Movie Review: The Taking of Pelham 1 2 3
By Matthew Huntley
June 22, 2009
The Taking of Pelham 1 2 3 couldn't be a more appropriate title for this overproduced action thriller. Indeed it suggests the movie will ride along a one-way track and progress more or less by the numbers. The reason it probably feels so average is because it's a remake and the plot has been done several times over: maniacal villain holds innocent people hostage. The catch, I suppose, is that it takes place on a New York City subway station, but even that aspect doesn't make it particularly interesting. We still get the standard hostage negotiating, the standard bonding between good guy and bad guy and the standard climactic chase scene.
Standard. That word keeps coming to mind when I think back on this movie. It's not like there's anything offensively bad about it. After all, it has two of Hollywood's biggest stars and a decent amount of action and emotion. The problem is none of these elements go beyond the usual limits. What happens in the movie is more or less what we expect, and so all we can do is watch the movie go through the motions the same way the hero expects to go through his routine day, which, for him, turns out to be anything but.
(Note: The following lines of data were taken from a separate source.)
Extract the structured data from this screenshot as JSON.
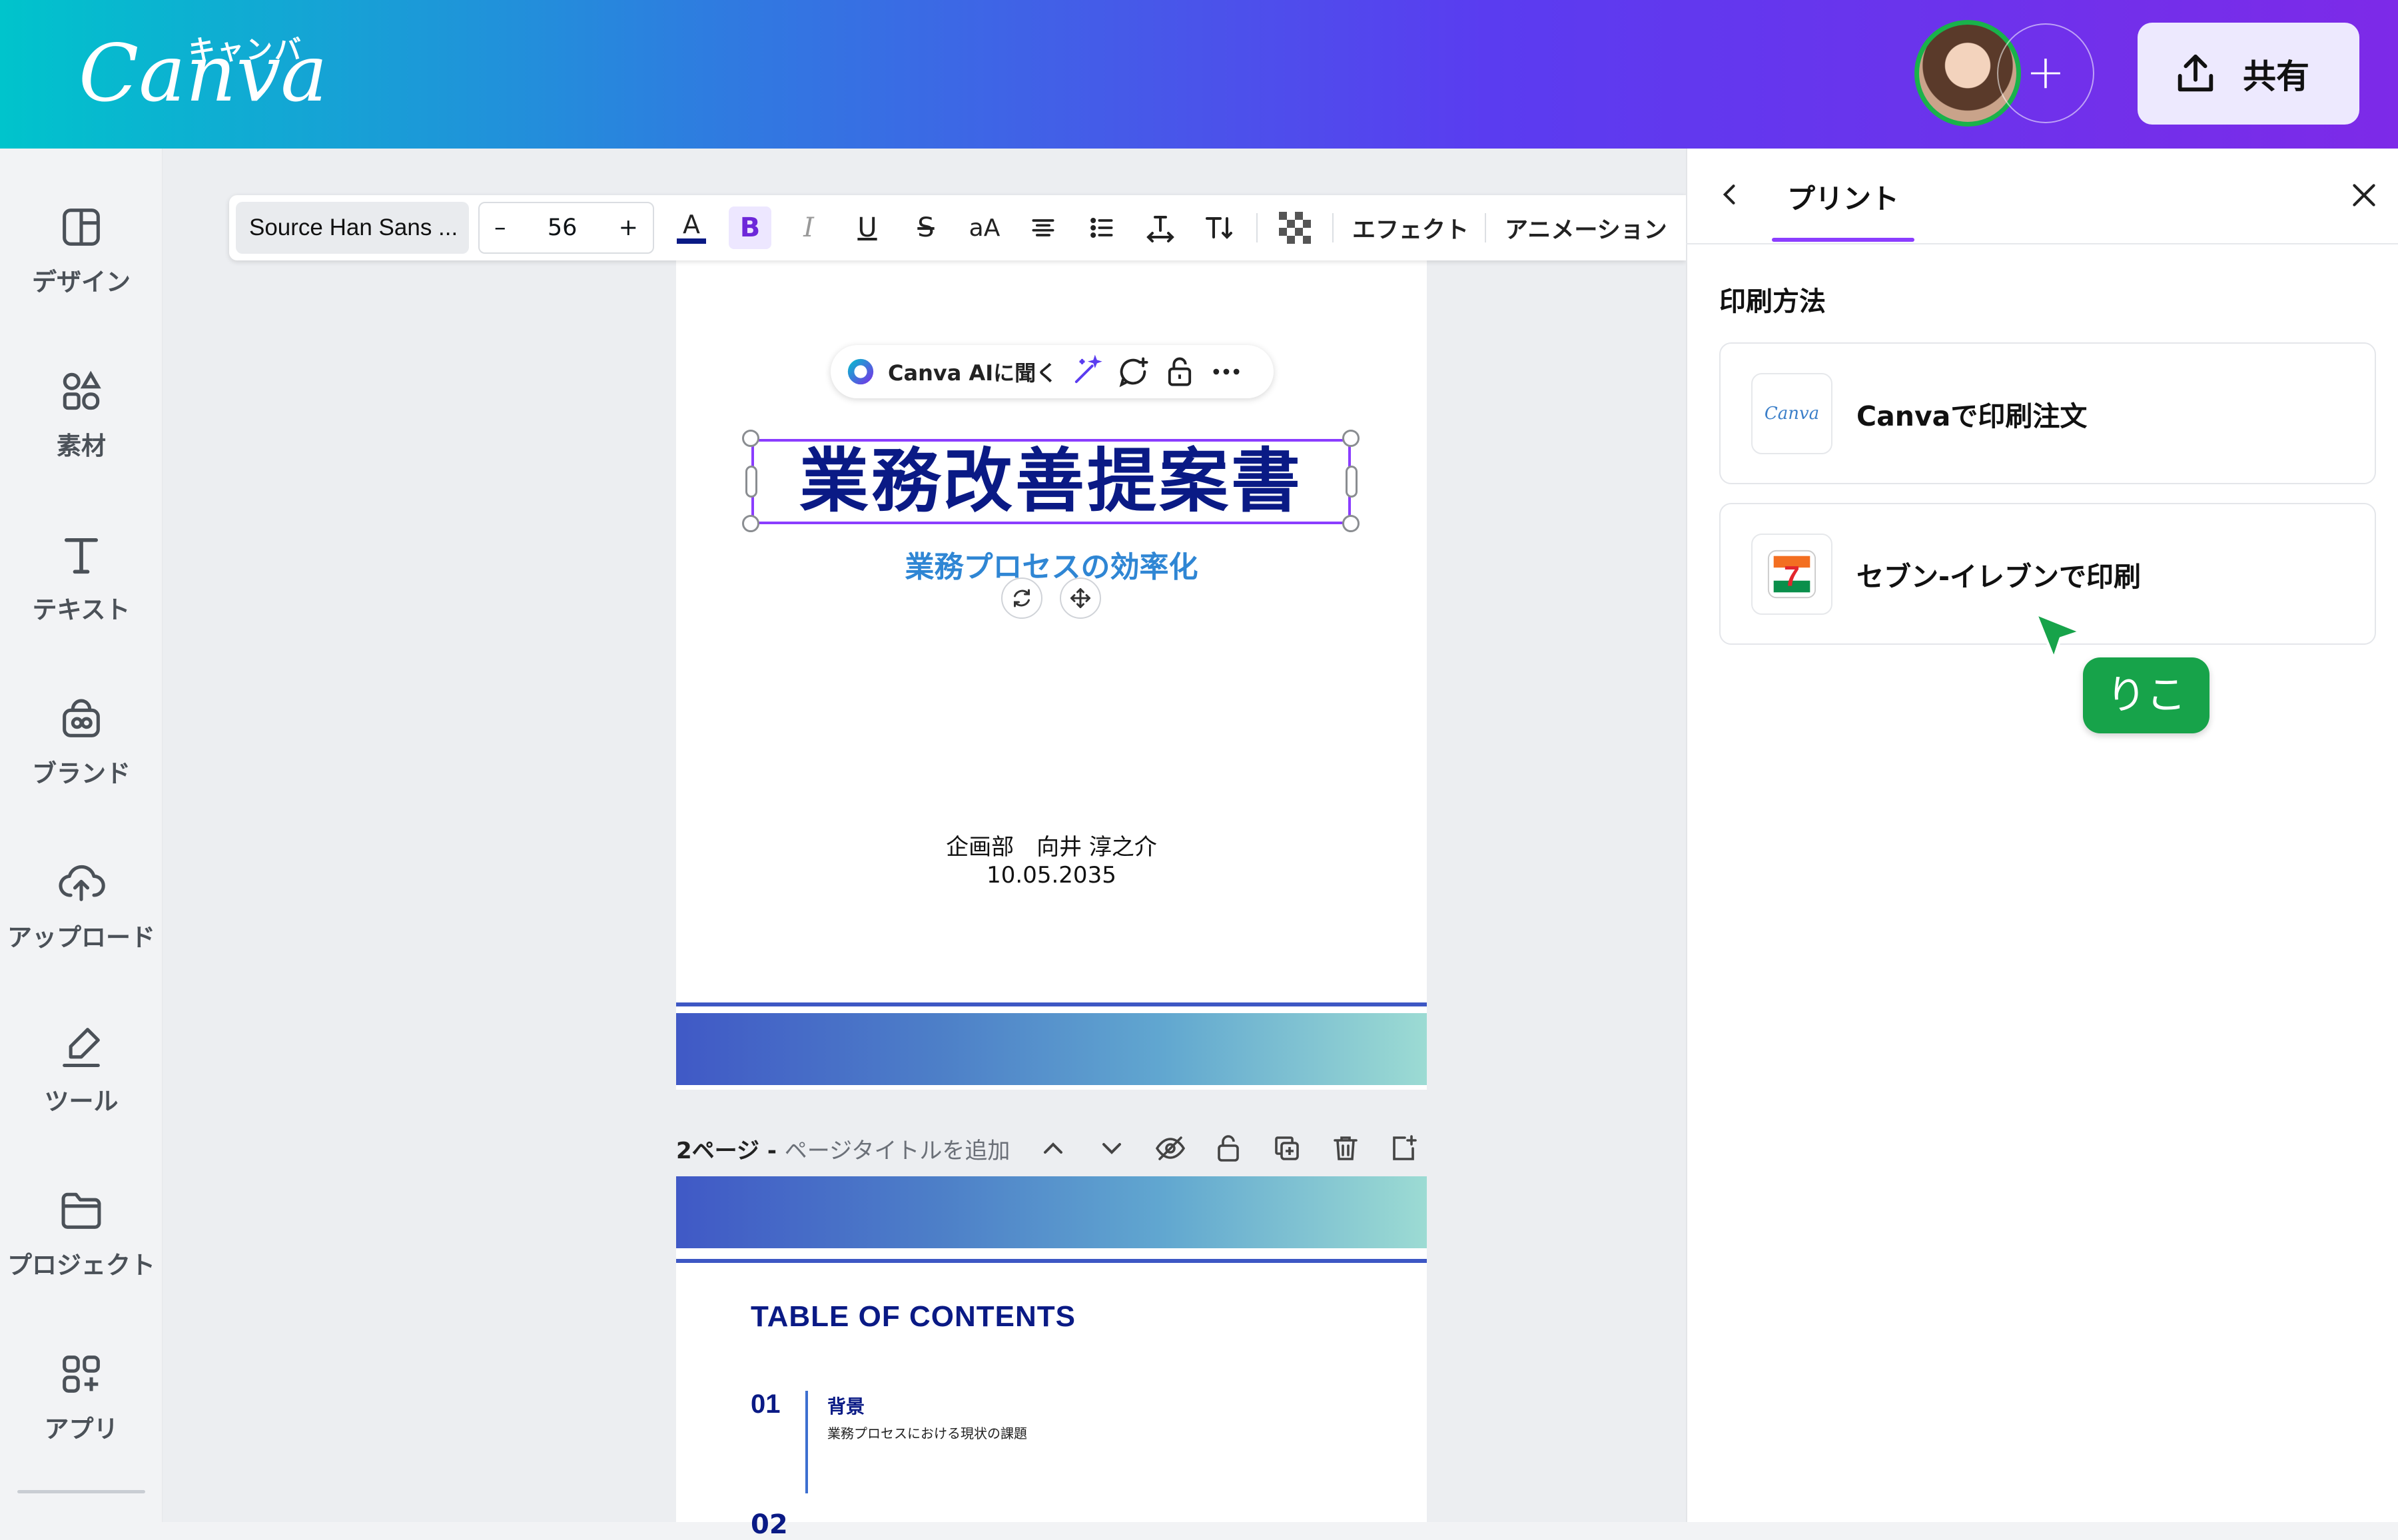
{
  "header": {
    "logo_kana": "キャンバ",
    "logo_word": "Canva",
    "share_label": "共有"
  },
  "sidebar": {
    "items": [
      {
        "label": "デザイン",
        "icon": "design-icon"
      },
      {
        "label": "素材",
        "icon": "elements-icon"
      },
      {
        "label": "テキスト",
        "icon": "text-icon"
      },
      {
        "label": "ブランド",
        "icon": "brand-icon"
      },
      {
        "label": "アップロード",
        "icon": "upload-cloud-icon"
      },
      {
        "label": "ツール",
        "icon": "draw-tool-icon"
      },
      {
        "label": "プロジェクト",
        "icon": "folder-icon"
      },
      {
        "label": "アプリ",
        "icon": "apps-icon"
      }
    ]
  },
  "toolbar": {
    "font_name": "Source Han Sans ...",
    "minus": "–",
    "font_size": "56",
    "plus": "+",
    "text_color_glyph": "A",
    "bold_glyph": "B",
    "italic_glyph": "I",
    "underline_glyph": "U",
    "strike_glyph": "S",
    "case_glyph": "aA",
    "effects_label": "エフェクト",
    "animation_label": "アニメーション",
    "accent_color": "#8b3dff"
  },
  "ai_bar": {
    "label": "Canva AIに聞く"
  },
  "page1": {
    "title": "業務改善提案書",
    "subtitle": "業務プロセスの効率化",
    "author": "企画部　向井 淳之介",
    "date": "10.05.2035"
  },
  "page2": {
    "label_num": "2ページ - ",
    "label_sub": "ページタイトルを追加",
    "toc_title": "TABLE OF CONTENTS",
    "toc_items": [
      {
        "num": "01",
        "head": "背景",
        "desc": "業務プロセスにおける現状の課題"
      },
      {
        "num": "02"
      }
    ]
  },
  "panel": {
    "tab_title": "プリント",
    "section_title": "印刷方法",
    "options": [
      {
        "label": "Canvaで印刷注文",
        "logo_text": "Canva"
      },
      {
        "label": "セブン-イレブンで印刷",
        "logo_text": "7"
      }
    ],
    "collaborator_cursor": "りこ",
    "cursor_color": "#17a34a"
  }
}
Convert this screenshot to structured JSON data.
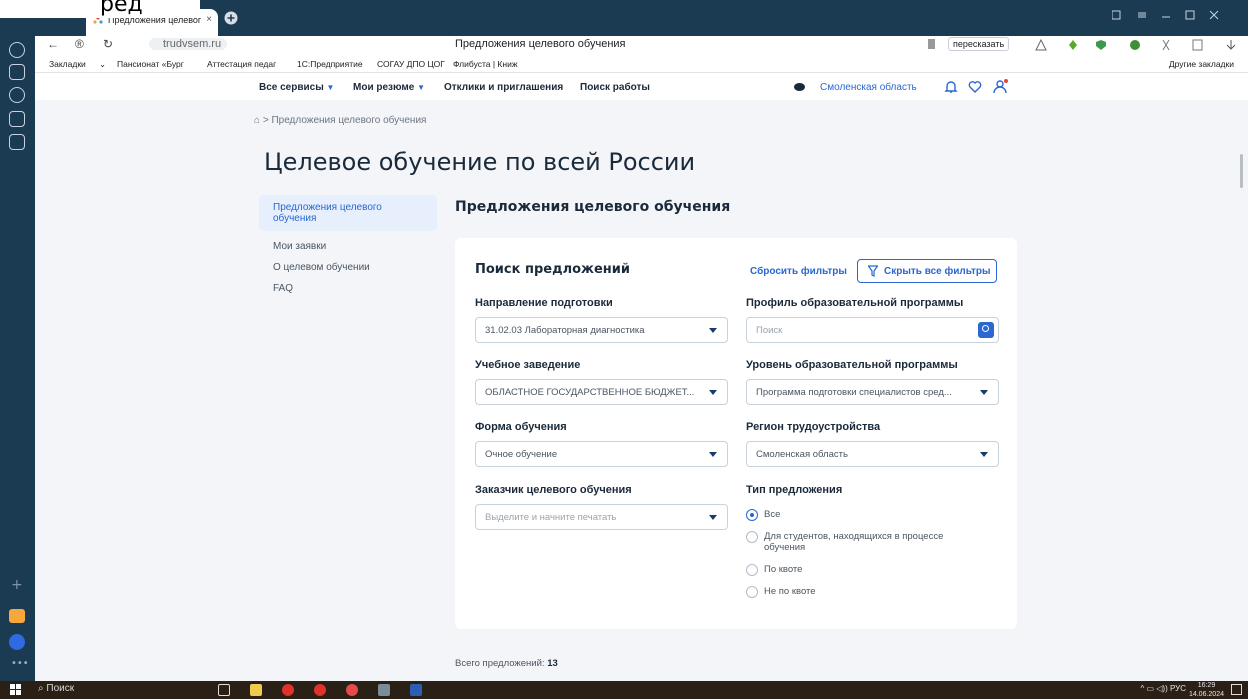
{
  "caption_text": "ред",
  "browser": {
    "tab_title": "Предложения целевог",
    "tab_close": "×",
    "url_domain": "trudvsem.ru",
    "window_title": "Предложения целевого обучения",
    "retell_label": "пересказать",
    "bookmarks": [
      "Закладки",
      "Пансионат «Бург",
      "Аттестация педаг",
      "1С:Предприятие",
      "СОГАУ ДПО ЦОГ",
      "Флибуста | Книж"
    ],
    "other_bookmarks": "Другие закладки"
  },
  "site_nav": {
    "services": "Все сервисы",
    "resumes": "Мои резюме",
    "responses": "Отклики и приглашения",
    "job_search": "Поиск работы",
    "region": "Смоленская область"
  },
  "breadcrumb": "> Предложения целевого обучения",
  "page_title": "Целевое обучение по всей России",
  "left_nav": {
    "items": [
      "Предложения целевого обучения",
      "Мои заявки",
      "О целевом обучении",
      "FAQ"
    ]
  },
  "section_title": "Предложения целевого обучения",
  "search": {
    "title": "Поиск предложений",
    "reset_label": "Сбросить фильтры",
    "hide_all_label": "Скрыть все фильтры",
    "fields": {
      "direction_label": "Направление подготовки",
      "direction_value": "31.02.03 Лабораторная диагностика",
      "profile_label": "Профиль образовательной программы",
      "profile_placeholder": "Поиск",
      "institution_label": "Учебное заведение",
      "institution_value": "ОБЛАСТНОЕ ГОСУДАРСТВЕННОЕ БЮДЖЕТ...",
      "level_label": "Уровень образовательной программы",
      "level_value": "Программа подготовки специалистов сред...",
      "form_label": "Форма обучения",
      "form_value": "Очное обучение",
      "region_label": "Регион трудоустройства",
      "region_value": "Смоленская область",
      "customer_label": "Заказчик целевого обучения",
      "customer_placeholder": "Выделите и начните печатать",
      "type_label": "Тип предложения"
    },
    "offer_types": [
      "Все",
      "Для студентов, находящихся в процессе обучения",
      "По квоте",
      "Не по квоте"
    ],
    "selected_type": "Все"
  },
  "total": {
    "label": "Всего предложений:",
    "value": "13"
  },
  "taskbar": {
    "search": "Поиск",
    "lang": "РУС",
    "time": "16:29",
    "date": "14.06.2024"
  },
  "colors": {
    "accent": "#2a67d0",
    "chrome_dark": "#1b3b53",
    "page_bg": "#f3f5f8"
  }
}
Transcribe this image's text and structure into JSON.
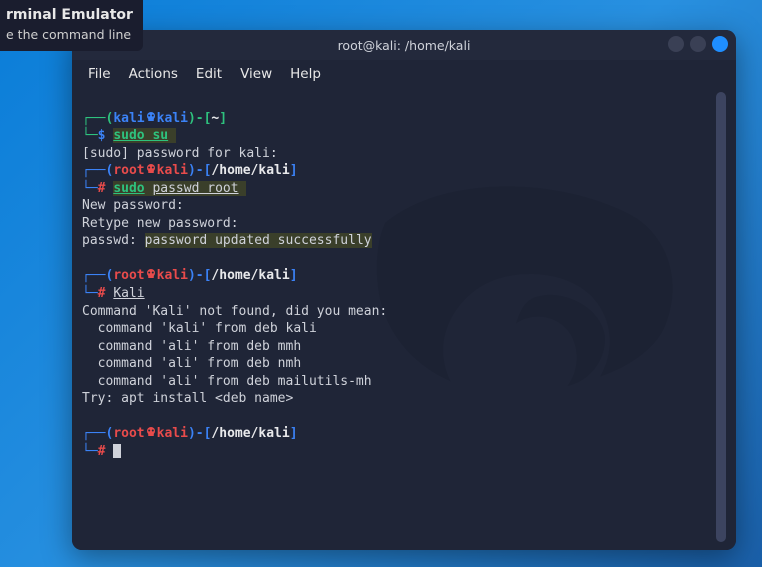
{
  "tooltip": {
    "title": "rminal Emulator",
    "sub": "e the command line"
  },
  "window": {
    "title": "root@kali: /home/kali"
  },
  "menu": {
    "file": "File",
    "actions": "Actions",
    "edit": "Edit",
    "view": "View",
    "help": "Help"
  },
  "term": {
    "p1": {
      "user": "kali",
      "host": "kali",
      "path": "~",
      "sym": "$",
      "cmd": "sudo su"
    },
    "l_sudo_pw": "[sudo] password for kali:",
    "p2": {
      "user": "root",
      "host": "kali",
      "path": "/home/kali",
      "sym": "#",
      "cmd1": "sudo",
      "cmd2": "passwd root"
    },
    "l_newpw": "New password:",
    "l_retype": "Retype new password:",
    "l_passwd_pre": "passwd: ",
    "l_passwd_ok": "password updated successfully",
    "p3": {
      "user": "root",
      "host": "kali",
      "path": "/home/kali",
      "sym": "#",
      "cmd": "Kali"
    },
    "nf1": "Command 'Kali' not found, did you mean:",
    "nf2": "  command 'kali' from deb kali",
    "nf3": "  command 'ali' from deb mmh",
    "nf4": "  command 'ali' from deb nmh",
    "nf5": "  command 'ali' from deb mailutils-mh",
    "nf6": "Try: apt install <deb name>",
    "p4": {
      "user": "root",
      "host": "kali",
      "path": "/home/kali",
      "sym": "#"
    }
  }
}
The hero I speak of is Walter Garber, played by the always sympathetic Denzel Washington. Garber considers himself a mere civil service employee trying to make ends meet and send his kids to college. Surprisingly, the screenplay provides Garber an extra dimension by making him less than squeaky clean. The same cannot be said of the villain, an ex-con named Ryder (John Travolta), who, along with three other brutes, all with devilish-looking facial hair, hijacks the NYC subway train called Pelham 1 2 3 and holds the passengers hostage until the mayor (James Gandolfini) agrees to pay him a $10 million ransom.
Garber happens to be the attendant on call when Ryder makes his demands. Their conversations turn into a quid pro quo of sorts, as Ryder senses Garber's possible guilt in a business bribe and demands he exchange the information. Ryder may be a lunatic with few moral values, but he does have some good points to make, although his pontificating over the problems with society grows tiresome. No matter how much he b*tches, we never really care about his struggles. He's such an obvious bad guy (sinister goatee, short haircut, tattoo on his neck), the movie throws away any chance to develop him beyond crazy and violent. In the end, he's sort of a dull villain. Plus, we've seen Travolta play this over-the-top role before in Broken Arrow and Face/Off. As good as he and Washington may be, they're are not exactly stretching their acting abilities here, and it's not exactly inspired casting.
I mentioned the movie is overproduced, and that's more evident when you compare it to the original Pelham 1 2 3 from 1974, which was also based on the novel by John Godey and starred Walter Matthau and Robert Shaw. Granted, the new version has come out over 30 years later, but it shows how much Hollywood filmmaking has changed, and not necessarily for the better. The original was directed by Joseph Sargent and was greatly understated, relying on the strength of its story and characters. It wasn't nearly as loud, lurid or shiny as the remake, but it engaged us a lot more with its subtlety and restraint. It also contains one of the greatest endings of all time, one that was succinct and to the point, yet completely satisfying. It told us everything we needed to know in one lone shot.
The new version, directed by Tony Scott, caters more to audiences with attention deficit disorder. The camera does not sit still (one particular shot of the mayor may actually induce motion sickness) and there's never a quiet moment on the soundtrack. It's all professionally and competently done, but the techniques are overkill and feel like attempts to mask the conventional plot. The whole production reminded me of an episode of CSI (it doesn't matter which one), with its flashy, overblown colors, shaky motion and "whoosh" sound effects on a lot of the cuts. These stylistic choices have become so overused their effect is now limited.
When it comes to remakes, I usually ask myself which version does a better job of telling the same story. That answer is almost always the original (after all, if the original was no good in the first place, why would anyone want to remake it?). Unfortunately for Pelham 1 2 3, this is also the case. It speeds along but offers little in the way of surprises or different directions for the genre. The original gave it a lot to live up to, but even if this version wasn't a remake, I would still feel like I'd seen it before, just on a different mode of transportation. With any genre picture, it's important to imagine, or in this case, re-imagine, conventional material in a fresh or interesting way. Scott merely goes down a familiar track. It's been done before and will no doubt be done again.